Stay Close (Netflix series) MAJOR SPOILER ALERT!
Several friends contacted me this week. They felt, bless them, they needed to get in touch to ask me whether I was still standing by him. There was no need to name names, we all knew they meant Boris.
My answers boiled down to something along the lines of, somebody has to, and it looks like it’s me.
I am acutely aware that soon, I might be the last woman standing. Or perhaps Priti and I, long after Carrie leaves.
But I am worried.
Horoscope writers must be loving this week’s developments; ‘Days ahead not looking good for you, if your name is Andrew or Boris’.
I am not keen on conspiracy theories, but this current slow burning attack on the PM feels well planned and premeditated. Somebody has been gathering ammunition, waiting to pounce, and this week, pounce they certainly did. My money is on Cummings, the creepy king maker, but I cannot rule out Gove the career backstabber, Theresa May hellbent on revenge, or even the smooth operator, prince of furlough, Rishi Sunak.
Cummings is the most likely candidate because he knows where all the bodies are buried, which means he can manipulate the situation any way he pleases. Not unlike the lovely Lorraine and her impressive collection of corpses in Stay Close.
One of my friends who got in touch suggested that it might be the latest Mrs Johnson herself doing the dirty on her husband, as she decided enough was enough and longed for a proper family life. Sweet and romantic as this idea is, I suspect she prefers to be married to the PM, rather than to an ageing, overweight dishevelled has-been he might become in not very distant future.
Why do I still stand by him?
I have several answers, all of them shallow and disappointing to everybody who feels genuine anger and moral outrage right now.
One reason for my ongoing loyalty might be that in movies, I often side with a villain. I am willing the script writers to allow the serial killer to get away with it, I cheered Hannibal Lecter on. Just something I do.
Another explanation might be my own moral decrepitude, but, I hasten to add that my sympathy does not extend to Prince Andrew.

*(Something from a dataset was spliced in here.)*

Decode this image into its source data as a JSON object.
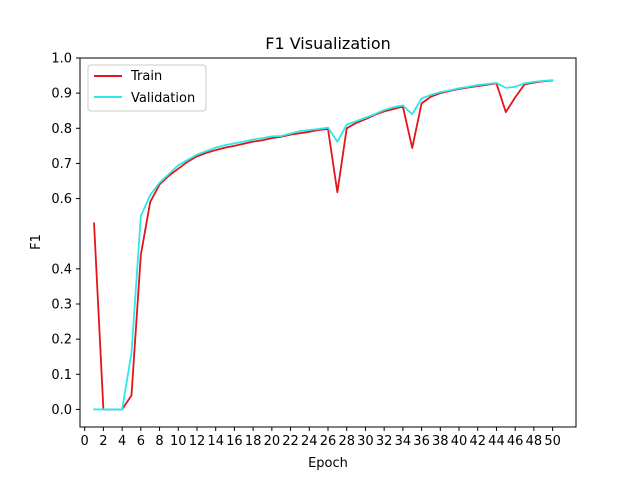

My dodgy morality is still kind of selective, it favours cannibal killers and rule breaking Tory Prime Ministers, but draws the line a jowly royal perverts.
Joking aside, briefly, the real reason for my hanging on is that whatever happens immediately after Boris, politics will return to its dire dullness, which it was plagued by pre-Boris. His trademark effervescent enthusiasm, confidence and optimism will be hard to replace. Nobody does buoyant belief in Britain like he does. No matter who replaces him, it will be a turn towards uninspiring boredom.
PMQs between Starmer and Hunt? Kill me now.
Another friend of mine decided to really test my Boris boundaries. She used a cunning what if question to probe what would make me finally abandon him. What if, she said, we were to find out that Boris had been to Jeffrey Epstein’s parties too, would that change my steadfast loyalty to him. That caused me considerable distress. I wish I could un-hear the question. The answer is that in those circumstances my last remaining scraps of decency would kick in, compelling me to ditch Boris, which in turn would create a vacancy for my hero-worship figure.
This would pose a problem, as I believe we are experiencing a depressing deficit of decent candidates to admire in politics.
As a diehard Conservative, I have a potential pool of 360 MPs to choose from.
Let’s have a look.
There is Jacob Rees-Mogg, whom I love to bits for his gorgeously Victorian demeanor and a voice to die for. His floccinaucinihilipilification moment alone would have been enough to have earned him my undying devotion, but I do recognise that he comes short. He is perfect for Somerset on a hazy summer day with a glass of cloudy lemonade, and his reclining skills are second to none, but I have to admit, with a heavy heart, that he is not quite suitable for much else.
Sadly, that’s it. Nobody else among the current MP cohort makes me feel in the slightest way excited about politics. The good news is that after Boris goes, because I do fear his days are numbered, and it’s a steadily decreasing number, I will refrain from commenting on politics, until another Boris like figure emerges. And that is a promise.